Quartz’s analysis of the effects of Covid-19 on the fashion industry continues to explain how retailers with high stock turnover will feel the impact sooner, this includes H&M and Zara who rely heavily on their Chinese supply chains to feed their consumer demand. And as more and more countries go into lockdown and supply chains become fragmented, businesses are reporting losses and having to temporarily or indefinitely lay off their staff. This is known as first wave economic impact. British Airways and Norwegian Airlines have both temporarily made redundant half of the staff as profits plummet.
The second wave to effect the economy is due to hit after Covid-19 has passed and the impact of deserted high-streets for months are truly felt. Chief Executive of retail chain Next said the British hughstreet “…is facing a crisis that is unprecedented in living memory,” While Burberry reported a slump in sales between 40-50%. Department stores around the world including Neiman Marcus, Macy’s and Selfridges have closed their doors, the CFDA Awards and the renowned Met Gala have been postponed indefinitely and more and more celebrities are reporting they too have tested positive for Covid-19, including Tom Hanks and Idris Elba.

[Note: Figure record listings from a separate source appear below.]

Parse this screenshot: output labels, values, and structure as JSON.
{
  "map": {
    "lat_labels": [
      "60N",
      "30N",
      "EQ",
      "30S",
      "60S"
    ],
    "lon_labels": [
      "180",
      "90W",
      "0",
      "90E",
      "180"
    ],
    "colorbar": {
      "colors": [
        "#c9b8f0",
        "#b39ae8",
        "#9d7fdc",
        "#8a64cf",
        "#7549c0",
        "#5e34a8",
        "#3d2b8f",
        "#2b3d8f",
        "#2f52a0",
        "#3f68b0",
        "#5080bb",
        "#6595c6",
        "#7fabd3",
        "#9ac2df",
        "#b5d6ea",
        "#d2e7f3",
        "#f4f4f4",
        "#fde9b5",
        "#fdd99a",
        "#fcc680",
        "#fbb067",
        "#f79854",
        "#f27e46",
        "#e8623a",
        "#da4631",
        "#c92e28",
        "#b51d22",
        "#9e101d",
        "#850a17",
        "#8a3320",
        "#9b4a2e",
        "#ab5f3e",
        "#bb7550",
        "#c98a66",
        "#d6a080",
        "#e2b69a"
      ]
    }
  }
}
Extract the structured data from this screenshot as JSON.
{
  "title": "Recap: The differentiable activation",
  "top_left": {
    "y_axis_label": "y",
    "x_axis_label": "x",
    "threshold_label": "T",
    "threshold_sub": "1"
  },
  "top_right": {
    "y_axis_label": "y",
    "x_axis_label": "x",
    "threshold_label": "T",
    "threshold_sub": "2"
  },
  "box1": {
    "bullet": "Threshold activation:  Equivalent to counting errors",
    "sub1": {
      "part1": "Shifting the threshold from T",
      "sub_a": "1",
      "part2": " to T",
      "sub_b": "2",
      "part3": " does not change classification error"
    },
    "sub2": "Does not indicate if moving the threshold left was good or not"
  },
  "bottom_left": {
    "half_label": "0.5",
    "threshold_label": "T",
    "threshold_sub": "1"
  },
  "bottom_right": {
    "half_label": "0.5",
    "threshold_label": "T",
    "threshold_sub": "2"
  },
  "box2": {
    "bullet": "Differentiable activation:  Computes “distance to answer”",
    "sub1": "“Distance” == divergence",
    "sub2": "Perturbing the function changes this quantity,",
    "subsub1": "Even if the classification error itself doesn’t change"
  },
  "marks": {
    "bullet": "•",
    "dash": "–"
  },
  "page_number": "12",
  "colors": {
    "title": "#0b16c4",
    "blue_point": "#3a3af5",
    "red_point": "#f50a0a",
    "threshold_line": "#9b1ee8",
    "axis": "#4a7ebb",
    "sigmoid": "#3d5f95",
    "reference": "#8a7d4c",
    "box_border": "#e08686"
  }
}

As Zara shuts 3785 stores worldwide, face masks become the seasons biggest stay at home trend and multiple luxury “made in Italy” brands halt production, the coronavirus’ impact on the fashion industry is unprecedented and still growing. The telegraph predicts fashion retails will begin running out of clothes shortly, highlighting just how damaging the spread of this deadly disease has been. Looking for a resolution to this global health crisis, Armani has donated 1.25 million euros to hospitals and institutions in Italy while Versace donated around one hundred and fifty thousand dollars to the Chinese Red Cross Foundation. But while the quest for a cure continue, the true extent of the damage will only be revealed in months if not years from now. Only then can we answer how Covid-19 single handedly brought the fashion, travel, financial and food industries to their breaking point. For now, stay safe, wash your hands, self isolate and re-wear last seasons furs and avoid unnecessary contact with other people.